Take Ezra’s formulation of the argument with regards to South Carolina, which has already announced it won’t expand Medicaid.
Take South Carolina. “We’re not going to shove more South Carolinians into a broken system that further ties our hands when we know the best way to find South Carolina solutions for South Carolina health problems is through the flexibility that block grants provide,” said Rob Godfrey, spokesman for Gov. Nikki Haley.
So how are those South Carolina solutions working out? Nineteen percent of the state’s residents are uninsured, which is well above the national average. When the Kaiser Family Foundation ran the numbers, they found the Medicaid expansion in the new law would cut South Carolina’s uninsurance rate among eligible adults by 56.4 percent. That’s the fourth-largest drop of any state in the nation. The cost of that for the federal government between 2014 and 2019? Almost $11 billion. For South Carolina? Less than $500 million.

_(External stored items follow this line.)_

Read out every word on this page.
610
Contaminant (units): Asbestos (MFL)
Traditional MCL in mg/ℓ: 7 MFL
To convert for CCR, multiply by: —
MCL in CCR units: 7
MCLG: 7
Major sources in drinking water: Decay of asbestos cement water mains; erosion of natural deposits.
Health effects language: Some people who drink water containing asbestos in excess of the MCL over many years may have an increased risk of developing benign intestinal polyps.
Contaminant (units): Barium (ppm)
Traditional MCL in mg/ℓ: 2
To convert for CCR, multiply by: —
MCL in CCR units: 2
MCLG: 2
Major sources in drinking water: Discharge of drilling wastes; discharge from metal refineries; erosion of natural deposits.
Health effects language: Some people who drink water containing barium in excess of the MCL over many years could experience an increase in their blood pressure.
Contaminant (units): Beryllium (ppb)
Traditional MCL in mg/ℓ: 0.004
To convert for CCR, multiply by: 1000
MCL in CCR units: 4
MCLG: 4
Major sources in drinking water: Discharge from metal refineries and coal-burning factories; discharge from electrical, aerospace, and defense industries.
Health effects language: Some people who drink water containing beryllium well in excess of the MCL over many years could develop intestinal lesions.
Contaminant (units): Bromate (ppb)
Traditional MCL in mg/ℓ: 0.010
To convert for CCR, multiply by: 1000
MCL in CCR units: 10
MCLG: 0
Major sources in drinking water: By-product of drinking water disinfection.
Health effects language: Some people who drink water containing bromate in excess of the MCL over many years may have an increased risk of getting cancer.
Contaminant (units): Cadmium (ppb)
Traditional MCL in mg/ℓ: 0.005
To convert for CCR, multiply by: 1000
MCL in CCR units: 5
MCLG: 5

In the short term, a rising Republican star like Haley might have reason to reject that deal. The Republican base hates the law, and so one way to build a national profile right now is to be the most implacable, unreasonable opponent of the Affordable Care Act.
But that won’t last forever. And governors also have to answer to non-Republican voters who don’t want their state missing out on billions in federal dollars, and to the hospitals in their state who have to treat uninsured patients that end up in their emergency rooms, and the insured voters who end up paying for their uninsured brethren.
What remains unspoken in these arguments (though DDay has addressed it)–even in the assessments of why these Red States already have such low rates of Medicaid coverage to begin with–is race.
Medicaid expansion in Red States is not going to be argued as “extending health insurance to uninsured adults,” but rather, “giving free stuff to people of color” (though that won’t be the phrase used).
Consider:
Enlargement of Medicaid is the single most important provision of the Affordable Care Act for people of color. It’s the way that almost all non-whites covered by the law would receive insurance.